Telethon icon indicating copy to clipboard operation
Telethon copied to clipboard

Race condition: `_user_connected` set after send/recv loops start, causing immediate loop exit in Textual's event loop

Open DoubleBoba opened this issue 2 weeks ago • 1 comments

Code that causes the issue

"""
Minimal reproduction of race condition in MTProtoSender when used with Textual.
"""

import logging
from telethon import TelegramClient
from textual.app import App

logging.basicConfig(level=logging.DEBUG, format="%(asctime)s [%(levelname)s] %(name)s: %(message)s")

API_ID = 123
API_HASH = "hash"


class TestApp(App):
    async def on_mount(self) -> None:
        client = TelegramClient("test_race", API_ID, API_HASH)
        try:
            print("Connecting to Telegram...")
            await client.connect()
            print("connect() OK") # Hangs if bug present
            me = await client.get_me()  
            print(f"get_me() returned: {me}")
        finally:
            await client.disconnect()
        self.exit()


if __name__ == "__main__":
    TestApp().run(headless=True)

Expected behavior

When client.connect() is called:

  1. The _send_loop and _recv_loop tasks are created
  2. When these loops start executing, _user_connected should already be True
  3. The loops should continue running and handle RPC requests/responses

Reproduction steps:

  1. Create a Textual TUI app that uses TelegramClient
  2. Call client.connect() inside the Textual app (e.g., in on_mount)
  3. The connection appears to succeed, but RPC calls hang indefinitely

Note: This issue does NOT reproduce with plain asyncio.run(). It specifically occurs with Textual's event loop, which is more aggressive about running scheduled tasks immediately after create_task().

Actual behavior

The race condition in MTProtoSender:

  1. connect() calls await self._connect() (line 133)
  2. Inside _connect(), tasks are created with create_task() (lines 274, 277)
  3. _connect() returns
  4. In Textual's event loop, the scheduled tasks run immediately before control returns to connect()
  5. _send_loop/_recv_loop check while self._user_connected — it's still False!
  6. Loops exit immediately without processing anything
  7. Only then does connect() set _user_connected = True (line 134) — too late

Consequence: RPC calls hang forever because the recv loop has already exited. The connection appears successful, but no responses are ever received.

Traceback

No crash — the issue manifests as RPC calls hanging/timing out because the receive loop silently exited.

Telethon version

1.42.0

Python version

Python 3.14.0

Operating system (including distribution name and version)

macOS 15.7.2 (Sequoia)

Other details

Root cause

The issue is in mtprotosender.py. The _user_connected flag is set in connect() AFTER _connect() returns:

# mtprotosender.py line 127-135
async def connect(self, connection):
    async with self._connect_lock:
        if self._user_connected:
            return False
        self._connection = connection
        await self._connect()           # <-- tasks created here
        self._user_connected = True     # <-- flag set here (too late!)
        return True

But _connect() creates the loop tasks before returning:

# mtprotosender.py line 272-278
loop = helpers.get_running_loop()
self._log.debug('Starting send loop')
self._send_loop_handle = loop.create_task(self._send_loop())

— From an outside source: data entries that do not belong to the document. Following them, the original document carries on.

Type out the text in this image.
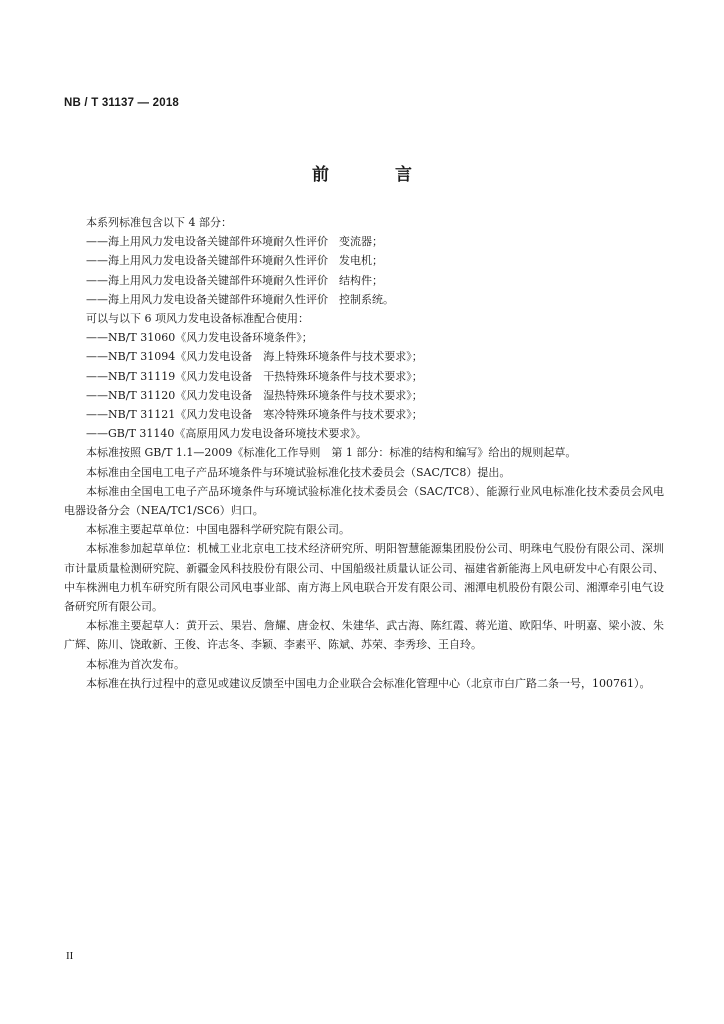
NB / T 31137 — 2018
前 言

本系列标准包含以下 4 部分：

——海上用风力发电设备关键部件环境耐久性评价　变流器；

——海上用风力发电设备关键部件环境耐久性评价　发电机；

——海上用风力发电设备关键部件环境耐久性评价　结构件；

——海上用风力发电设备关键部件环境耐久性评价　控制系统。

可以与以下 6 项风力发电设备标准配合使用：

——NB/T 31060《风力发电设备环境条件》；

——NB/T 31094《风力发电设备　海上特殊环境条件与技术要求》；

——NB/T 31119《风力发电设备　干热特殊环境条件与技术要求》；

——NB/T 31120《风力发电设备　湿热特殊环境条件与技术要求》；

——NB/T 31121《风力发电设备　寒冷特殊环境条件与技术要求》；

——GB/T 31140《高原用风力发电设备环境技术要求》。

本标准按照 GB/T 1.1—2009《标准化工作导则　第 1 部分：标准的结构和编写》给出的规则起草。

本标准由全国电工电子产品环境条件与环境试验标准化技术委员会（SAC/TC8）提出。

本标准由全国电工电子产品环境条件与环境试验标准化技术委员会（SAC/TC8）、能源行业风电标准化技术委员会风电电器设备分会（NEA/TC1/SC6）归口。

本标准主要起草单位：中国电器科学研究院有限公司。

本标准参加起草单位：机械工业北京电工技术经济研究所、明阳智慧能源集团股份公司、明珠电气股份有限公司、深圳市计量质量检测研究院、新疆金风科技股份有限公司、中国船级社质量认证公司、福建省新能海上风电研发中心有限公司、中车株洲电力机车研究所有限公司风电事业部、南方海上风电联合开发有限公司、湘潭电机股份有限公司、湘潭牵引电气设备研究所有限公司。

本标准主要起草人：黄开云、果岩、詹耀、唐金权、朱建华、武古海、陈红霞、蒋光道、欧阳华、叶明嘉、梁小波、朱广辉、陈川、饶敢新、王俊、许志冬、李颖、李素平、陈斌、苏荣、李秀珍、王自玲。

本标准为首次发布。

本标准在执行过程中的意见或建议反馈至中国电力企业联合会标准化管理中心（北京市白广路二条一号，100761）。

II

self._log.debug('Starting receive loop')
self._recv_loop_handle = loop.create_task(self._recv_loop())

Why Textual triggers this but asyncio.run() doesn't

In standard asyncio.run(), the task scheduling is more "lazy" — scheduled tasks don't get a chance to run until the calling coroutine explicitly yields (awaits something). By the time this happens, _user_connected = True has already been set.

Textual uses a more sophisticated event loop that's more aggressive about running scheduled tasks. When create_task() is called, Textual's loop can execute the task immediately when control returns from _connect(), before connect() has a chance to set _user_connected = True.

This is valid behavior according to Python's asyncio documentation, which states that tasks begin running "soon" after create_task() — the exact timing depends on the event loop implementation.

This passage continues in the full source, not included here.